Almada Negreiros e os
retratos de Fernando Pessoa
Luís de Barreiros Tavares, «Almada Negreiros e os
Retratos de Fernando Pessoa», Revista
Nova Águia, nº 21, 1º
semestre, 2018, pp. 140-144, Zéfiro. [com uma revisão e breves acrescentos]
O que me interessa a mim é o espectáculo… Espectáculo! «Espectáculo»
quer dizer «ver»! Espectáculo pode estar onde quiserem. Mas que esteja e que
seja visto!...
(Almada Negreiros)
Almada Negreiros, você não imagina como eu lhe agradeço o facto de você
existir
O interseccionismo
pictural nos dois extraordinários retratos de Fernando Pessoa executados por
Almada Negreiros cruza-se com o interseccionismo do poema Chuva Oblíqua. É o que proponho neste breve estudo. Hipótese
plausível entre outras. Nos dois quadros, o interseccionismo manifesta a sua
força na luz quente-alaranjada e solar que atravessa o espaço do poeta. O
primeiro (1954 – Fig. 1) para o Restaurante Irmãos Unidos (Rossio) que Pessoa
frequentou com outros companheiros do Orpheu.
O segundo (1964 – Fig. 2), imagem invertida num efeito especular do primeiro,
foi encomendado pela Fundação Calouste Gulbenkian.
O efeito reflectido dos dois quadros convoca-nos para esta análise.
Comecemos por considerar esse
lugar como uma sala de café. Supostamente o «Martinho da Arcada» ou «A
Brasileira do Chiado», dois dos cafés lisboetas mais conhecidos que Pessoa
frequentou. O espaço é atravessado por essa luz como se interior e exterior se
cruzassem. Luz desdobrando-se não só nos alaranjados mas nos vermelhos e
amarelos. As sombras são decisivas nessa estrutura pictórica em tons
acastanhados e vermelhos escuros. Há ainda uns violetas, azulados e
acinzentados simbolizando o limiar de passagens de luz e de cor: folha de
papel, açucareiro, meias, punhos de camisa e colarinhos (64); chávena de café,
colarinhos, camisa, folha de papel… (54).
Fig. 1 – Almada
Negreiros, «Retrato de Fernando Pessoa», 1954, Óleo sobre tela, 201 x 201 cm – colecção do Museu de Lisboa / Câmara Municipal de
Lisboa – EGEAC (nº de inventário
MC.PIN.410), em depósito na Casa Fernando Pessoa.

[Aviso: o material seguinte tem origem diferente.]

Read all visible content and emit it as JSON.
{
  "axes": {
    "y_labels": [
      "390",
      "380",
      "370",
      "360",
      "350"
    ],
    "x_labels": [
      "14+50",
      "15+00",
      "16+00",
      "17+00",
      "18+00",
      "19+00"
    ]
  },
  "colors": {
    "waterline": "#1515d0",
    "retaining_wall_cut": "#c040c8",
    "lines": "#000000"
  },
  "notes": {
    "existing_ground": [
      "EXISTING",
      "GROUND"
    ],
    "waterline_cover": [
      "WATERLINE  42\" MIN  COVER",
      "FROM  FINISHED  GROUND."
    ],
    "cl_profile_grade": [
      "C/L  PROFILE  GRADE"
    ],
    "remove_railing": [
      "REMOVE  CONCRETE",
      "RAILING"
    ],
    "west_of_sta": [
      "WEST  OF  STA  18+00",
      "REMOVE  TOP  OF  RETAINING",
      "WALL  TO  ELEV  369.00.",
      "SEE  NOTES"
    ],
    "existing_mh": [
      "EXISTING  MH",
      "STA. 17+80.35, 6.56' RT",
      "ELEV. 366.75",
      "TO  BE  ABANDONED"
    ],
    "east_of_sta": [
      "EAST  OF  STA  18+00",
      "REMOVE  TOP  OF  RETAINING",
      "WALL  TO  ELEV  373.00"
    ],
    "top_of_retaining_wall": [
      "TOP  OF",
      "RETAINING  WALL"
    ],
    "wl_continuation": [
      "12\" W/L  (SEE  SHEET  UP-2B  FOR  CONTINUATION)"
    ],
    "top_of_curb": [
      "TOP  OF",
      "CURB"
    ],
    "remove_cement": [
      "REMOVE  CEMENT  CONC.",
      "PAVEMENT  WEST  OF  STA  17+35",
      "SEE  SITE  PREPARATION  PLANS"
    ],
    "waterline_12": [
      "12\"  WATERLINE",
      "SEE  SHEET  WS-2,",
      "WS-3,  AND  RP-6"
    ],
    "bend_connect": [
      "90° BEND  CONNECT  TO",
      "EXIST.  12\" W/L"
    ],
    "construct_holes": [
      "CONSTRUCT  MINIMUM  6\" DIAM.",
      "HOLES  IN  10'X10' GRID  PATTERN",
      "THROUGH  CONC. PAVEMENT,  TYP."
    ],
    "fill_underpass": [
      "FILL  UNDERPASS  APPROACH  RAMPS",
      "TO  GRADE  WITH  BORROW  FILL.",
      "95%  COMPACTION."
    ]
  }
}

Trata-se de uma concepção geométrica do
espaço entre um quadriculado
de linhas perpendiculares na parede e as diagonais cruzadas do pavimento
ladrilhado.
Figura de negro (chapéu,
fato, bigode, laço, calçado) e branco (colarinho, camisa e meias), Pessoa, no
seu recorte, esquematiza-se de algum modo em linhas quebradas. Por detrás do
poeta parece haver duas janelas esquemáticas de cada lado, cujos caixilhos
enquadrantes poderão dar para um qualquer limiar ou vazio – é uma hipótese de
leitura. Por outro lado, o que nelas se reflecte ou levemente transparece é a
luz de outras janelas ou portas do lado do espectador e outras eventualmente
laterais. Estas são invisíveis no quadro dando uma luz solar à sala, se bem que
também possam conferir uma luz de lustre (54): chão, paredes, mesa. As linhas
geométricas, diagonais e perpendiculares inscrevem-se neste jogo de planos por
vezes vítreos, mais acentuados em ‘64’. O rosto do poeta é banhado por um jogo
de luz e sombra, cuja cabeça é enquadrada por uma «janela» pictural.
Visíveis são as supostas
janelas frontais. A sua aparente opacidade oscila num limiar de certa
profundidade e transparência – mais notório na pintura de 64. A sala
representada parece flutuar entre um recinto interior de um edifício (sala
interior de café) e um recinto exterior, dir-se-ia uma espécie de esplanada…
Com efeito, as janelas
frontais não reflectem apenas a luz projectada. Na pintura de 54 a profundidade
é um pouco sombria na janela do lado esquerdo, ao passo que a da direita
aprofunda uma luminosidade. Ambas as janelas parecem conduzir ao mesmo espaço.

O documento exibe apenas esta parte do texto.